Taman Bukit Bayu residents are seeking confirmation on whether a plot of land near Bukit Bayu at Section U10 in Shah Alam is owned by the Selangor state government or a private property developer, reported The Star.
This is because there are now two signboards claiming ownership over a piece of land at the entrance of Bukit Cerakah Forest Reserve trail next to Bukit Bayu. The state authorities installed theirs last June after residents alerts them about land clearing in the area, while that from the developer was only put up recently.
“The state government put up its signboard after we had a press conference with Kota Anggerik Assemblyman Najwan Halimi. We thought it was the end of that issue until activity began at the site a week ago,” said resident Nazri Elias.
At the same time, the property developer installed an information board on the site, indicating the name of the firms undertaking the project. They also put up fences to prevent people from accessing the forest area, which is frequented by hikers and nature enthusiasts.
Consequently, residents of Taman Bukit Bayu fear that the forest would be destroyed, while the animals living there could lose their home.
“This area borders the Bukit Cerakah Forest Reserve and the animals roam free here. Many enter the residential areas, too,” noted Nazri.
According to Pertubuhan Pelindung Khazanah Alam Malaysia (Peka) Selangor Chairman Damien Thanam, the forest is the habitat of several protected species, like tapirs, gibbons and Dusky Leaf monkey. Aside from that, the flora and trees mitigate flooding.

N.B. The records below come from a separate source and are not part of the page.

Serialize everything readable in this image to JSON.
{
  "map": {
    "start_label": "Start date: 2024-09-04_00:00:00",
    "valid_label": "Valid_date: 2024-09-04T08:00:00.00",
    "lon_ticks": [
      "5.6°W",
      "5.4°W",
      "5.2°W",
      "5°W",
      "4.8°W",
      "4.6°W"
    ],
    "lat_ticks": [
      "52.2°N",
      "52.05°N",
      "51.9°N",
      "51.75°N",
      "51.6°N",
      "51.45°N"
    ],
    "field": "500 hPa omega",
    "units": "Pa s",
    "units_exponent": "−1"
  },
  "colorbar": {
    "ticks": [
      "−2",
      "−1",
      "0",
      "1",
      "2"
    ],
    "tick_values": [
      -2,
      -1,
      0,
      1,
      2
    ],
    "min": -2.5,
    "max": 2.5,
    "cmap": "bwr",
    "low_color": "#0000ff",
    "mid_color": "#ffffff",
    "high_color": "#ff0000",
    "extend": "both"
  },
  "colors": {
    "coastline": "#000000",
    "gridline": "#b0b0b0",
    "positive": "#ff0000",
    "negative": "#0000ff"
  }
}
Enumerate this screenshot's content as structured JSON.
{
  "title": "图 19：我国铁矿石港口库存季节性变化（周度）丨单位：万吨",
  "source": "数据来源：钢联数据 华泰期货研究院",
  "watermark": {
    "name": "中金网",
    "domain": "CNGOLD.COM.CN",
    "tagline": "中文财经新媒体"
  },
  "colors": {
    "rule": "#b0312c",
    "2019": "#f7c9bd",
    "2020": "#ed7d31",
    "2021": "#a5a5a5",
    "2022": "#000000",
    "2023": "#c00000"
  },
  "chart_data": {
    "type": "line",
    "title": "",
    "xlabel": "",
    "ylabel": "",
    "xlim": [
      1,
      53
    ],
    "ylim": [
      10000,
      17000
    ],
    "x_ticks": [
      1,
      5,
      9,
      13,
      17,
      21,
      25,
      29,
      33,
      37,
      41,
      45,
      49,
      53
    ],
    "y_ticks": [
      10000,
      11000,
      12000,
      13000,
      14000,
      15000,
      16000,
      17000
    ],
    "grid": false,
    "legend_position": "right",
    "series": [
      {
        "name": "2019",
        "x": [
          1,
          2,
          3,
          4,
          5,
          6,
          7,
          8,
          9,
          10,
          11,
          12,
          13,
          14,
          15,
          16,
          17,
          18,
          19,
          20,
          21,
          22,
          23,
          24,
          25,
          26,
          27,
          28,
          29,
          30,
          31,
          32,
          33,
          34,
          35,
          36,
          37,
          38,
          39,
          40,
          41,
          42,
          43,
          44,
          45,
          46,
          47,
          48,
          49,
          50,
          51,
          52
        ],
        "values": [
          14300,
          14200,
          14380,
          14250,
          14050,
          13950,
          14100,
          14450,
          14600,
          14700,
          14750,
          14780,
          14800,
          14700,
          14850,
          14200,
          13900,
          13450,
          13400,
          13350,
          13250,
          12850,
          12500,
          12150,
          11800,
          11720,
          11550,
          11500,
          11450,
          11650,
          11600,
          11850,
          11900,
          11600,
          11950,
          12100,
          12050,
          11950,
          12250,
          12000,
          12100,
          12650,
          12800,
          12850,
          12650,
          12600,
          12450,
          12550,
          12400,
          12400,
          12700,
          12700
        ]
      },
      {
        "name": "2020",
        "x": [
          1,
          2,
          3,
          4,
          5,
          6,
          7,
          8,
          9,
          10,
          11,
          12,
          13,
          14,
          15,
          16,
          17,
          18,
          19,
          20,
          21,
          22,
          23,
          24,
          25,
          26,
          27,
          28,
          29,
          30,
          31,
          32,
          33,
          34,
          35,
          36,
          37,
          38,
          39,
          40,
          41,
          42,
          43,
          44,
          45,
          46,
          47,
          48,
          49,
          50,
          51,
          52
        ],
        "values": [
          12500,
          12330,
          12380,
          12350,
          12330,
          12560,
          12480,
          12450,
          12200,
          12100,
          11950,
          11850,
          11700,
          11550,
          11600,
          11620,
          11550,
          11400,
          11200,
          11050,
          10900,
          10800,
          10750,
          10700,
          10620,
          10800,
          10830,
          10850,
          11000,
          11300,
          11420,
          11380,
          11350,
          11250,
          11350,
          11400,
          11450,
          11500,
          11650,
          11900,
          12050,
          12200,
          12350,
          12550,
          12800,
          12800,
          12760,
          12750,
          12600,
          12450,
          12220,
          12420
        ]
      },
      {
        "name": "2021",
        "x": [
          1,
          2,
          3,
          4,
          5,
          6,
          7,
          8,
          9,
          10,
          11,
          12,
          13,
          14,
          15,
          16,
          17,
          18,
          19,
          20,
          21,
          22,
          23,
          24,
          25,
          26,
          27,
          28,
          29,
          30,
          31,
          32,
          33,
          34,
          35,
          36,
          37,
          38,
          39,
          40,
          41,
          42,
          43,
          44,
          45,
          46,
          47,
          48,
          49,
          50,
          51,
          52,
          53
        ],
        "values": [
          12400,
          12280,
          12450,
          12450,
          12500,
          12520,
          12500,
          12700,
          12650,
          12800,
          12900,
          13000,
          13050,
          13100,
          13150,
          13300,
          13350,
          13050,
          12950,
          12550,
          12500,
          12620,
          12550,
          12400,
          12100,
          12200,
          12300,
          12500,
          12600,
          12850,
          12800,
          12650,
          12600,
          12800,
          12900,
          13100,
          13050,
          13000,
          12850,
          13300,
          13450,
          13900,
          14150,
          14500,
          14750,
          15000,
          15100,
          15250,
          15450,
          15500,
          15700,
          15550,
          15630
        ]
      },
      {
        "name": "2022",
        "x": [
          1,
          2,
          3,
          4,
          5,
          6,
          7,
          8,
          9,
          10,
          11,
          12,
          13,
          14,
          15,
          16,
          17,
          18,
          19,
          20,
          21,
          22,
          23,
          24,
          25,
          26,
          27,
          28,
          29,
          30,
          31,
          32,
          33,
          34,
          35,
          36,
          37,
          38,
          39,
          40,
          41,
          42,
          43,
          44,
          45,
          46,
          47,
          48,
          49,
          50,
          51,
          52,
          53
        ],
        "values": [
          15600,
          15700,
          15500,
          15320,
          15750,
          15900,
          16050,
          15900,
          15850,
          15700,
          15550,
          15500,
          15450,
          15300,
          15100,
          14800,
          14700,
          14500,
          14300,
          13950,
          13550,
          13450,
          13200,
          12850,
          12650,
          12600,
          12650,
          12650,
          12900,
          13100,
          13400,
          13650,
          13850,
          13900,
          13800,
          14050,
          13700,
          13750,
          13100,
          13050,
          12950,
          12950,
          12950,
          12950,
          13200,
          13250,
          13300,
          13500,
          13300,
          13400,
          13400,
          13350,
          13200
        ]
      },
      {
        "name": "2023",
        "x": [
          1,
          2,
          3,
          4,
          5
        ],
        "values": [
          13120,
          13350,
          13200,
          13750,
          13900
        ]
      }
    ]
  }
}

“We need to look at the long-term impact caused by development. The place is popular with families and a good educational spot. It should be preserved,” he insisted.
Nazri said they are worried over the fast pace of construction work at the site. They also asked if the developer has carried out a recent environmental impact assessment (EIA), as the last one in the area was conducted in 2005.
Damien and Nazri revealed the aforementioned information during a site visit and press conference with Najwan, Shah Alam Councillor Ghandimathi Suppiah and staff from the office of Shah Alam MP Khalid Samad.
After confirming with local authorities, Najwan elucidated that the land is privately owned. However, it’s not yet known if the owner had forked out a premium payment.
“If the premium has not been paid, the government has every right to confiscate the land. The residents want to know if the law has been adhered to and whether they have encroached on government land,” he explained.
Furthermore, Ghandhimathi revealed that the property developer had secured the needed permits from Shah Alam City Council’s Planning and Engineering departments.
“I will check on the processes that were done to obtain the approvals,” she said, adding that Shah Alam authorities want to strike a balance between development and protecting the environment.